Although a determined forward willing to engage in those physical encounters that often limit space and opportunity for strikers in Italy, the link-up aspect of his game is a bit rough around the edges. On the contrary, drifting into the midfield to retrieve possession, by virtue of both a reliable defence and overall supporting cast, should elicit more confidence from Piatek to contribute in ways that limit the opposition from silencing him on a given matchday.
Beyond technicalities, it doesn’t take much to establish the significant weight difference between the Genoa shirt and famous red and black of the Milan. Lump in the recent track record for strikers, along with a major fee for a key position, and you have a fanbase holding their breath.

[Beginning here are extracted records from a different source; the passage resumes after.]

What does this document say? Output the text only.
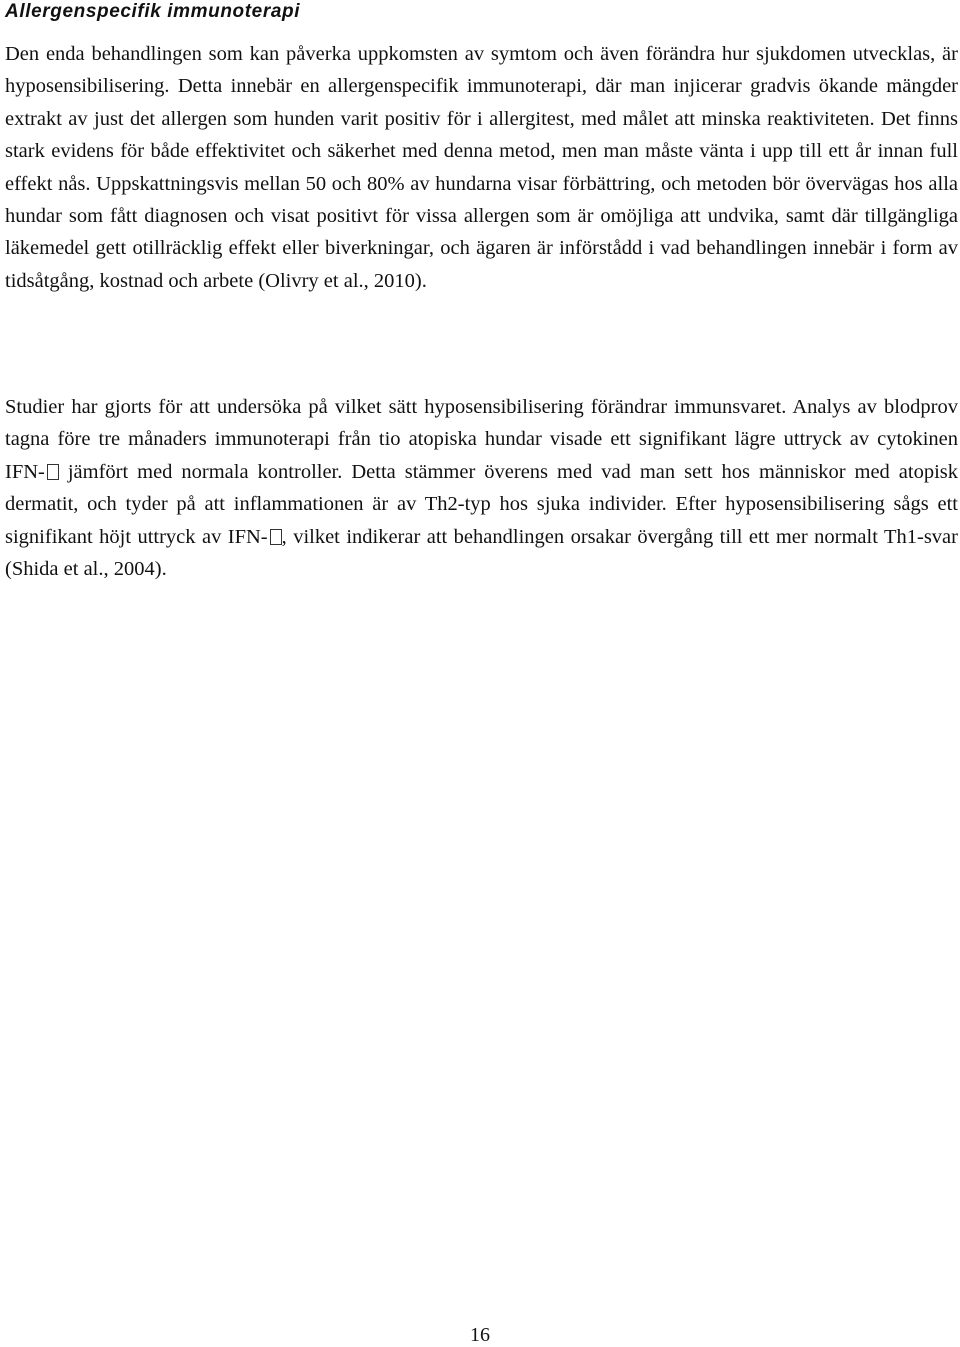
Allergenspecifik immunoterapi

Den enda behandlingen som kan påverka uppkomsten av symtom och även förändra hur sjukdomen utvecklas, är hyposensibilisering. Detta innebär en allergenspecifik immunoterapi, där man injicerar gradvis ökande mängder extrakt av just det allergen som hunden varit positiv för i allergitest, med målet att minska reaktiviteten. Det finns stark evidens för både effektivitet och säkerhet med denna metod, men man måste vänta i upp till ett år innan full effekt nås. Uppskattningsvis mellan 50 och 80% av hundarna visar förbättring, och metoden bör övervägas hos alla hundar som fått diagnosen och visat positivt för vissa allergen som är omöjliga att undvika, samt där tillgängliga läkemedel gett otillräcklig effekt eller biverkningar, och ägaren är införstådd i vad behandlingen innebär i form av tidsåtgång, kostnad och arbete (Olivry et al., 2010).

Studier har gjorts för att undersöka på vilket sätt hyposensibilisering förändrar immunsvaret. Analys av blodprov tagna före tre månaders immunoterapi från tio atopiska hundar visade ett signifikant lägre uttryck av cytokinen IFN- jämfört med normala kontroller. Detta stämmer överens med vad man sett hos människor med atopisk dermatit, och tyder på att inflammationen är av Th2-typ hos sjuka individer. Efter hyposensibilisering sågs ett signifikant höjt uttryck av IFN- , vilket indikerar att behandlingen orsakar övergång till ett mer normalt Th1-svar (Shida et al., 2004).

16
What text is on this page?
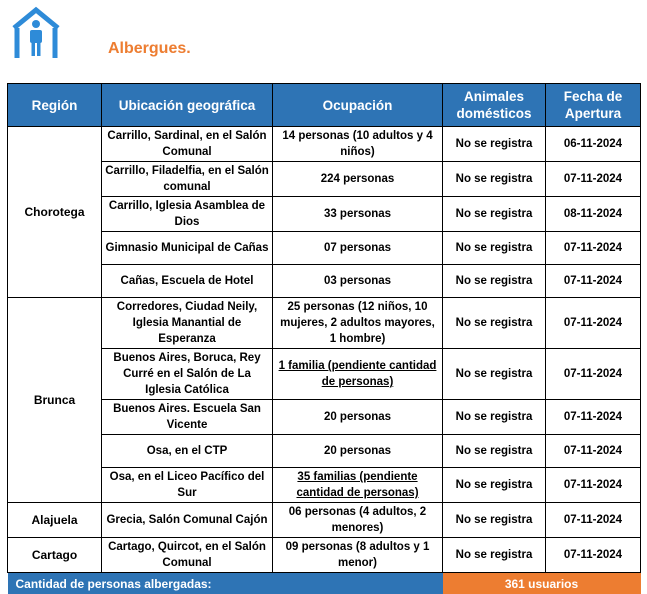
Albergues.
Región	Ubicación geográfica	Ocupación	Animales domésticos	Fecha de Apertura
Chorotega	Carrillo, Sardinal, en el Salón Comunal	14 personas (10 adultos y 4 niños)	No se registra	06-11-2024
	Carrillo, Filadelfia, en el Salón comunal	224 personas	No se registra	07-11-2024
	Carrillo, Iglesia Asamblea de Dios	33 personas	No se registra	08-11-2024
	Gimnasio Municipal de Cañas	07 personas	No se registra	07-11-2024
	Cañas, Escuela de Hotel	03 personas	No se registra	07-11-2024
Brunca	Corredores, Ciudad Neily, Iglesia Manantial de Esperanza	25 personas (12 niños, 10 mujeres, 2 adultos mayores, 1 hombre)	No se registra	07-11-2024
	Buenos Aires, Boruca, Rey Curré en el Salón de La Iglesia Católica	1 familia (pendiente cantidad de personas)	No se registra	07-11-2024
	Buenos Aires. Escuela San Vicente	20 personas	No se registra	07-11-2024
	Osa, en el CTP	20 personas	No se registra	07-11-2024
	Osa, en el Liceo Pacífico del Sur	35 familias (pendiente cantidad de personas)	No se registra	07-11-2024
Alajuela	Grecia, Salón Comunal Cajón	06 personas (4 adultos, 2 menores)	No se registra	07-11-2024
Cartago	Cartago, Quircot, en el Salón Comunal	09 personas (8 adultos y 1 menor)	No se registra	07-11-2024
Cantidad de personas albergadas:			361 usuarios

Low supply, high demand, the market for productive forwards with a reputable body of work is dry, and this is especially true in January. Some will say Piatek’s profile isn’t compatible with golden boy Patrick Cutrone, but the fact remains if Milan wish to qualify for top four, a minimum of two strikers is required.
Without question, the jury is still out on Piatek and whether boarding his six-month hype train at a €35m fee is smart business by Milan, given the delicate nature of this position. But for sporting director Leonardo and the club to back up the truck for his services, they must truly buy into the Pole’s make-up and believe his half-season is more than a mirage. It’s either that, or just desperation.
A high, but calculated risk, Milan fans hope Piatek delivers in ways that deem him worthy of being dubbed ‘the next Robert Lewandowski.’ But, as is the case with every major investment, time will tell.